Welcome to the final part of this series on the key trends to have an impact on field service organisations in 2016
In previous features in this series we’ve touched on servitization in part one, IoT and AR in part two Smart Glasses and Rugged Computing in part three…, and optimised scheduling and connected vehicles in part four
Now as we bring this series to a close we look at to key tools field service managers should be implementing this year.
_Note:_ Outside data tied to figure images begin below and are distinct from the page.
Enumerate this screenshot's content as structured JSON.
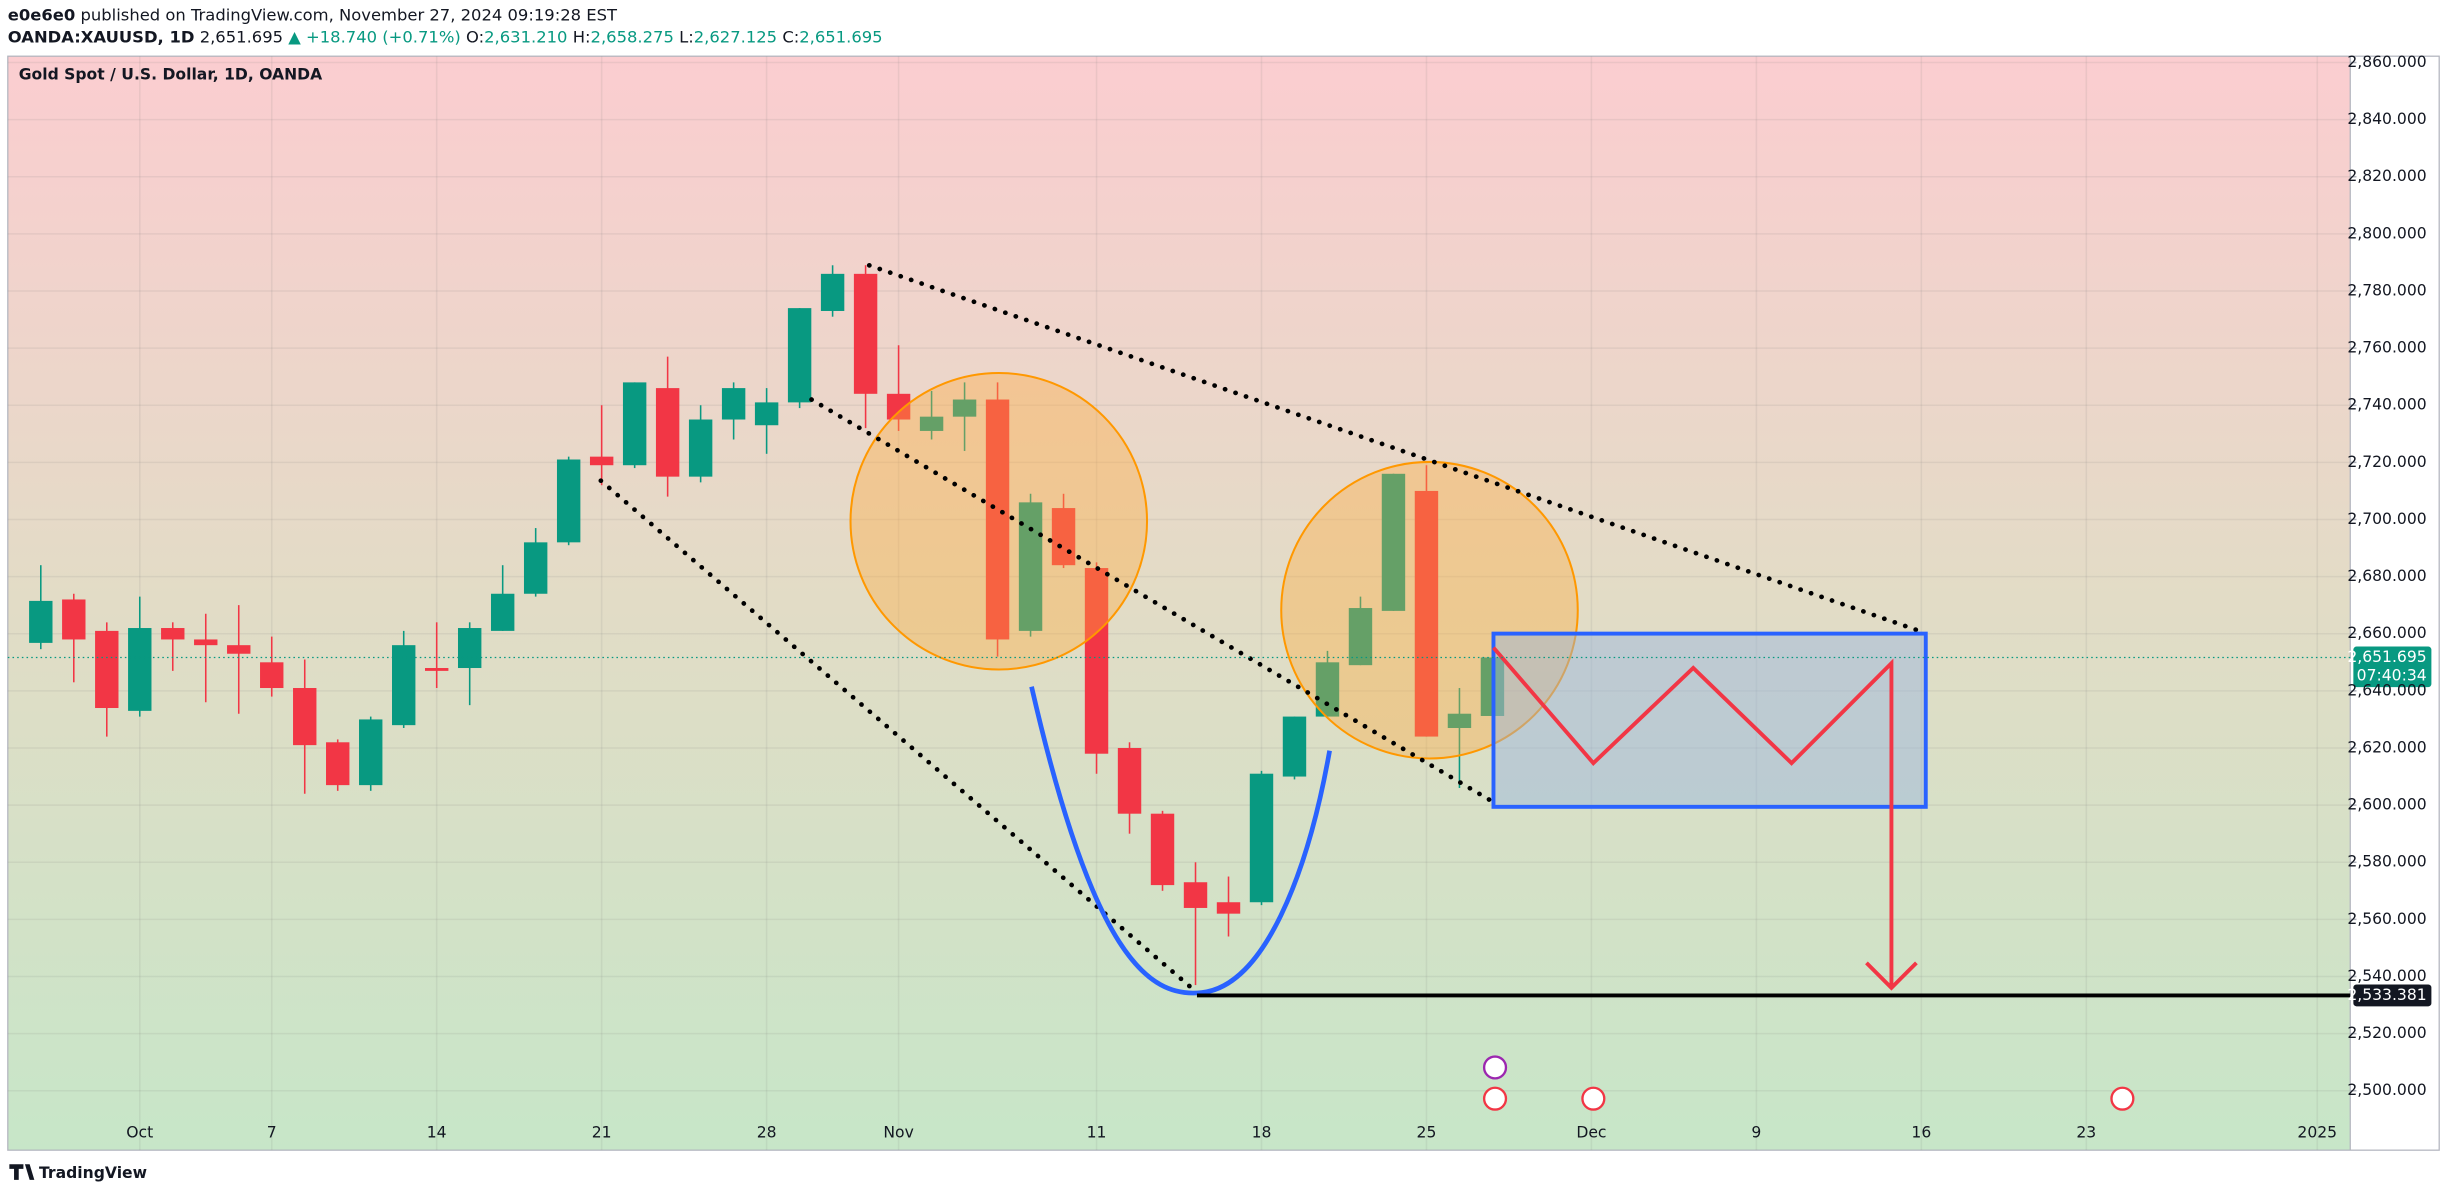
{
  "header": {
    "author": "e0e6e0",
    "published": "published on TradingView.com, November 27, 2024 09:19:28 EST",
    "symbol": "OANDA:XAUUSD, 1D",
    "price": "2,651.695",
    "change": "▲ +18.740 (+0.71%)",
    "o_label": "O:",
    "o": "2,631.210",
    "h_label": "H:",
    "h": "2,658.275",
    "l_label": "L:",
    "l": "2,627.125",
    "c_label": "C:",
    "c": "2,651.695"
  },
  "footer": {
    "brand": "TradingView"
  },
  "chart_data": {
    "type": "candlestick",
    "title": "Gold Spot / U.S. Dollar, 1D, OANDA",
    "up_color": "#089981",
    "down_color": "#f23645",
    "open": [
      2656.8,
      2672,
      2661,
      2633,
      2662,
      2658,
      2656,
      2650,
      2641,
      2622,
      2607,
      2628,
      2648,
      2648,
      2661,
      2674,
      2692,
      2722,
      2719,
      2746,
      2715,
      2735,
      2733,
      2741,
      2773,
      2786,
      2744,
      2731,
      2736,
      2742,
      2661,
      2704,
      2683,
      2620,
      2597,
      2573,
      2566,
      2566,
      2610,
      2631,
      2649,
      2668,
      2710,
      2627,
      2631.21
    ],
    "high": [
      2684,
      2674,
      2664,
      2673,
      2664,
      2667,
      2670,
      2659,
      2651,
      2623,
      2631,
      2661,
      2664,
      2664,
      2684,
      2697,
      2722,
      2740,
      2748,
      2757,
      2740,
      2748,
      2746,
      2774,
      2789,
      2789,
      2761,
      2745,
      2748,
      2748,
      2709,
      2709,
      2685,
      2622,
      2598,
      2580,
      2575,
      2612,
      2631,
      2654,
      2673,
      2716,
      2719,
      2641,
      2658.275
    ],
    "low": [
      2654.6,
      2643,
      2624,
      2631,
      2647,
      2636,
      2632,
      2638,
      2604,
      2605,
      2605,
      2627,
      2641,
      2635,
      2661,
      2673,
      2691,
      2712,
      2718,
      2708,
      2713,
      2728,
      2723,
      2739,
      2771,
      2732,
      2731,
      2728,
      2724,
      2652,
      2659,
      2683,
      2611,
      2590,
      2570,
      2537,
      2554,
      2565,
      2609,
      2631,
      2649,
      2668,
      2624,
      2606,
      2627.125
    ],
    "close": [
      2671.5,
      2658,
      2634,
      2662,
      2658,
      2656,
      2653,
      2641,
      2621,
      2607,
      2630,
      2656,
      2647,
      2662,
      2674,
      2692,
      2721,
      2719,
      2748,
      2715,
      2735,
      2746,
      2741,
      2774,
      2786,
      2744,
      2735,
      2736,
      2742,
      2658,
      2706,
      2684,
      2618,
      2597,
      2572,
      2564,
      2562,
      2611,
      2631,
      2650,
      2669,
      2716,
      2624,
      2632,
      2651.695
    ],
    "xlim": [
      -1,
      70
    ],
    "xticks": [
      {
        "value": 3,
        "label": "Oct"
      },
      {
        "value": 7,
        "label": "7"
      },
      {
        "value": 12,
        "label": "14"
      },
      {
        "value": 17,
        "label": "21"
      },
      {
        "value": 22,
        "label": "28"
      },
      {
        "value": 26,
        "label": "Nov"
      },
      {
        "value": 32,
        "label": "11"
      },
      {
        "value": 37,
        "label": "18"
      },
      {
        "value": 42,
        "label": "25"
      },
      {
        "value": 47,
        "label": "Dec"
      },
      {
        "value": 52,
        "label": "9"
      },
      {
        "value": 57,
        "label": "16"
      },
      {
        "value": 62,
        "label": "23"
      },
      {
        "value": 69,
        "label": "2025"
      }
    ],
    "ylim": [
      2479.2,
      2862.2
    ],
    "yticks": [
      {
        "value": 2500,
        "label": "2,500.000"
      },
      {
        "value": 2520,
        "label": "2,520.000"
      },
      {
        "value": 2540,
        "label": "2,540.000"
      },
      {
        "value": 2560,
        "label": "2,560.000"
      },
      {
        "value": 2580,
        "label": "2,580.000"
      },
      {
        "value": 2600,
        "label": "2,600.000"
      },
      {
        "value": 2620,
        "label": "2,620.000"
      },
      {
        "value": 2640,
        "label": "2,640.000"
      },
      {
        "value": 2660,
        "label": "2,660.000"
      },
      {
        "value": 2680,
        "label": "2,680.000"
      },
      {
        "value": 2700,
        "label": "2,700.000"
      },
      {
        "value": 2720,
        "label": "2,720.000"
      },
      {
        "value": 2740,
        "label": "2,740.000"
      },
      {
        "value": 2760,
        "label": "2,760.000"
      },
      {
        "value": 2780,
        "label": "2,780.000"
      },
      {
        "value": 2800,
        "label": "2,800.000"
      },
      {
        "value": 2820,
        "label": "2,820.000"
      },
      {
        "value": 2840,
        "label": "2,840.000"
      },
      {
        "value": 2860,
        "label": "2,860.000"
      }
    ],
    "grid": true,
    "last_price": {
      "value": 2651.695,
      "label": "2,651.695"
    },
    "countdown": "07:40:34",
    "hline": {
      "value": 2533.381,
      "label": "2,533.381"
    }
  }
}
Knowledge sharing platforms and easy reporting solutions…
Knowledge sharing projects will become high priority…
Another year gone and another year closer to an impending ageing workforce crisis for an awful lot of field service companies.
With the number of field service engineers in their mid forties and fifties there is a distinct danger that companies are facing a huge problem not just in the sheer numbers of field service engineers that will need replacing but also in the very real possibility that when these engineers leave, not only will their experience leave with them but also so will their knowledge.
With the number of field service engineers in their mid forties and fifties there is a distinct danger that companies are facing a huge problem not just in the sheer numbers of field service engineers that will need replacing but also in the very real possibility that when these engineers leave, not only will their experience leave with them but also so will their knowledge
The Baby Boomers for example are hoarders of knowledge, having worked long and hard to gain their experience they were it like a badge of honour and may not necessarily feel comfortable giving that experience away for free.
Millennials on the other hand are ‘Google Natives’, born into a world of social sharing and online collaboration, for them the first thing to do when faced with a challenge to which they don’t know the answer is not to research the topic in a book but to ask their social circle.
The challenge that many field service companies is getting their existing workforce to participate in knowledge sharing platforms, and ensuring that the platform they are building has a familiarity and strong UI that will engage the next generation of field service engineers as they come through.
Fortunately tools like AR can help overcome both challenges by recording remote engineers calls and strong them digitally.
However, regardless of how companies approach the implementation of developing a knowledge bank, it will be a high priority for the majority of field service organisations and those that don’t do so soon could be in a lot of hot water the longer they wait.
Easy reporting will become a key priority for field service companies
Finally we can’t have a top ten about business trends, without mentioning Big Data somewhere can we?
I often say that problem with Big Data for so many people is that it is very often a completely intangible concept.
However, the emergence of dashboards as a business tool in field service is essentially what Big Data is all about.
We can talk about the four V’s (veracity, volume, velocity and variety) or about things like Hadoop or MapR for ever but only a handful of folks really get it
All most of us want to know about Big Data is can it help me see ‘insert relevant business challenge of the day here’. And that’s exactly what many FSM software providers are now promising.
And in today’s world where service is a key differentiator, and where service excellence sits alongside productivity as the two leading KPIs for many field service companies, then the old adage of ‘you can’t manage what you can measure’ holds as much weight as ever.
So as with scheduling, those companies looking at a new FSM solution in 2016 should ensure that the tool they opt for has all the reporting capabilities they could possibly need as instant reporting and easy access to data becomes standard.